Liberty Union candidate Bill Lee, a former pitcher for the Boston Red Sox and the Montreal Expos, offered views that wandered well beyond Vermont’s borders. He said that a cure for mistrust in government is to stop watching CNN and Fox News Channel and that Vermont should address its transportation problems by importing a paid hitchhiking system from Venezuela.
The comments came during a debate broadcast by Vermont PBS, the statewide public television network.
The debate was marked by Minter and Scott reiterating previously stated positions, though Minter stepped up her attacks on Scott for reciting what she called “Republican talking points.”
Scott, a Berlin resident who has served as a state senator and, since 2011, as lieutenant governor, said he would restore faith and trust in government and promised to behave with civility and respect. To a question from an audience member about an ad supporting him that features a female bobble-head representing Minter, Scott said he did not approve of the ad but could not legally coordinate with the political action committee that produced it and so could not ask that it be pulled from the air.

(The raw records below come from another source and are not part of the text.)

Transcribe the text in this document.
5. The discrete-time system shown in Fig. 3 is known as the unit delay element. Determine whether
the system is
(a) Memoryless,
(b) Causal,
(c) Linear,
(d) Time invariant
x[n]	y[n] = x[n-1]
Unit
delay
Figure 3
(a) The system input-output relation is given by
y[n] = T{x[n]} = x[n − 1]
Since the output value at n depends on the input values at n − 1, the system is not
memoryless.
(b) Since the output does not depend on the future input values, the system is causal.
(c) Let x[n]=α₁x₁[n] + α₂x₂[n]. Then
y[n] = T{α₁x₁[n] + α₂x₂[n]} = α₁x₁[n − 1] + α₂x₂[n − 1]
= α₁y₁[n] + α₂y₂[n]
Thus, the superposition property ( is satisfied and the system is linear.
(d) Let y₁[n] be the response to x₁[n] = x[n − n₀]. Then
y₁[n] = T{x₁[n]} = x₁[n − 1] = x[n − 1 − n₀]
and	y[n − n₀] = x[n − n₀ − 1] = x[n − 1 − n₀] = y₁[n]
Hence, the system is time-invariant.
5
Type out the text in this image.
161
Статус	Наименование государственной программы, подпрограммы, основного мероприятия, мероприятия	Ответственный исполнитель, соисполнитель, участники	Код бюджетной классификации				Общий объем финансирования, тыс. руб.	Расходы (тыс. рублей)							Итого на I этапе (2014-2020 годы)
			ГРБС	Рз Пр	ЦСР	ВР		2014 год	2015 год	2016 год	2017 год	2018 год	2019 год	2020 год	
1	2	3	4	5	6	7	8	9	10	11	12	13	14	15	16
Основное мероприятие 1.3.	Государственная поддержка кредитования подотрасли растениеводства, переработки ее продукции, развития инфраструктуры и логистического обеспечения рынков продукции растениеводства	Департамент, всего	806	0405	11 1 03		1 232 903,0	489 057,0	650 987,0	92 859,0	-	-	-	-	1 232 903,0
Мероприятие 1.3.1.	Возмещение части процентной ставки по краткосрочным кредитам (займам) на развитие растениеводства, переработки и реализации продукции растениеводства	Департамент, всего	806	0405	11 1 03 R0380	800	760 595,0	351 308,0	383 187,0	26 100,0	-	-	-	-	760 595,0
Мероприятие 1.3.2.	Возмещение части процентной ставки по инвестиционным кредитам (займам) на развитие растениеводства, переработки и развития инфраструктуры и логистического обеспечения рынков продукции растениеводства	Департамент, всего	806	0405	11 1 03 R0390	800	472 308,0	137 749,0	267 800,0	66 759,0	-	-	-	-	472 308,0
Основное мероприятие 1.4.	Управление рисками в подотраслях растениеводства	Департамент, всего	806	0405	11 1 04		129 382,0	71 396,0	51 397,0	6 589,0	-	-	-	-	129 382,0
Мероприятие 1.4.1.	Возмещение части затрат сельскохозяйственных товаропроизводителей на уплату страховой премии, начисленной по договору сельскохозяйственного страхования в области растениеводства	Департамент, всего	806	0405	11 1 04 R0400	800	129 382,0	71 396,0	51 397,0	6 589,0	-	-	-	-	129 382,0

Scott accused Minter of supporting a tax on fuels emitting carbon dioxide, something she denied. She charged that Scott was too closely tied to national Republicans and the “oil tycoons” who fund the party to take strong action against climate change.
Minter, a former state representative from Waterbury who also served as secretary of transportation and the state’s recovery chief after Tropical Storm Irene caused extensive damage in 2011, said Scott should take climate change more seriously, rather than “towing the national Republican line to talk about climate change as if it’s not a problem.”
Another topic was recently declining gasoline tax revenue due in part to more efficient and electric vehicles and whether Vermont should shift to a system of taxing vehicles by the number of miles driven.
Scott said he would welcome Congress considering that strategy nationally, but not in Vermont.
“We can’t be doing something different than the rest of the country,” he said.
Shumlin, who has been in office since 2011, announced in mid-2015 he would not seek re-election.